Now is myn herte al hool, now it is oute.
I myghte ne lenger kepe it, out of doute.' 

Geoffroy Chaucer
The Wife of Bath's Tale


The whispering reed did nothing to help us though, as we came seeking bearded tits. Leanne had never seen a bearded tit. During my twenty-five years as a naturalist I have seen many. Quite a number of them were birds. Of late the bearded tits at Cley have been numerous and conspicuous, in these joyful gold hours of autumn. So I promised Leanne I would show her one and we chose a day. Thereupon the wind swung to the east, the reeds told Midas' secret, and the bearded tits, so recently so obliging, took to the reed-bed's depths.

We heard them easily enough - pting pting pting - but the wind kept them hidden from our view. A Cetti's warbler plinked for a moment but tailed off, realising no-one would listen until the spring. Two redpolls rattled overhead, then another, and many a teal snipped at the sky with quick wings.

Coyly, the tits (un-tits to the initiate) began to appear.

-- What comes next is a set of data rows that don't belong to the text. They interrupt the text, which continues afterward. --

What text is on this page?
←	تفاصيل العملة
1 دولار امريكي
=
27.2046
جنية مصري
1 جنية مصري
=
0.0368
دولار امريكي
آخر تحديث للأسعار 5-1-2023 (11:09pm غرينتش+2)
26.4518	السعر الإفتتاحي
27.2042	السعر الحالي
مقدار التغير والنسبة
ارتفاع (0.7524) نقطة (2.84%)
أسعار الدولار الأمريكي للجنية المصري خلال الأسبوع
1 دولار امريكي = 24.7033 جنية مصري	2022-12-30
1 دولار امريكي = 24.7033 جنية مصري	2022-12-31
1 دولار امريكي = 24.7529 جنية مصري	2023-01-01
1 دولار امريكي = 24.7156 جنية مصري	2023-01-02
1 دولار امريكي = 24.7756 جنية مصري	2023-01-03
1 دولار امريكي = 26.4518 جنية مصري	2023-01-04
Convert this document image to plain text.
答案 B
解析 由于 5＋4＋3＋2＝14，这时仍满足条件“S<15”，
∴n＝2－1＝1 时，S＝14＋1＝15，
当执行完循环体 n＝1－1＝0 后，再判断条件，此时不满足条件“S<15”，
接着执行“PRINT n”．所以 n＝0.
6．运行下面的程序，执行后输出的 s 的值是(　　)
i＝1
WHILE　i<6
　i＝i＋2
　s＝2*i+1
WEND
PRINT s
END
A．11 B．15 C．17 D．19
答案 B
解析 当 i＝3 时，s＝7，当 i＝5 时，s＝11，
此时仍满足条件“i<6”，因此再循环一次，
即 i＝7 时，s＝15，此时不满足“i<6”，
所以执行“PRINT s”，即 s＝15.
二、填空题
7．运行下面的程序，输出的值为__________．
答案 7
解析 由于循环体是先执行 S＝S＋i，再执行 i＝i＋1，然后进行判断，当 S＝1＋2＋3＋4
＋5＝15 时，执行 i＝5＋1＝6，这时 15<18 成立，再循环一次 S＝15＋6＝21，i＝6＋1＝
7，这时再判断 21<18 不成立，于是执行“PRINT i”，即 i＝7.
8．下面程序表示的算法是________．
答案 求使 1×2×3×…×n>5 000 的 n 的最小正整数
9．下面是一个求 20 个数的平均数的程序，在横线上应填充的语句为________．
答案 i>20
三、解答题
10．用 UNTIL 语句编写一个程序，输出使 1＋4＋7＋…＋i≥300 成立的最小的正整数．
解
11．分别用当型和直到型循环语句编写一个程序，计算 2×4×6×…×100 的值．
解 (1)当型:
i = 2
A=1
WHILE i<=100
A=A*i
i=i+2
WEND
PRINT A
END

A photographer to the north of us saw a pair perch; we caught a glimpse of them diving into the sky-stroking hands of the reed; then a pair perched for us too, the male's ice-grey head fading fabulously into his autumn-tawny mantle.

Leanne had seen her bearded tits. So we sat in Bishop's and watched ducks. The one-track gadwall drakes puffed their square crests and tilted tails to flash black bottoms at the ducks. Shoveler pairs swam in tight pirouettes and wigeon drakes moulted, before our eyes it seemed, to reveal their pied posteriors and buttery bright foreheads. With the reed a-whisper still, and in the comfortable knowledge that in a week I shall be in Antananarivo, I was reconciled to this autumn, so unlike the last.


When you’re young you prefer the vulgar months, the fullness of the seasons. As you grow older you learn to like the in-between times, the months that can’t make up their minds. Perhaps it’s a way of admitting that things can’t ever bear the same certainty again.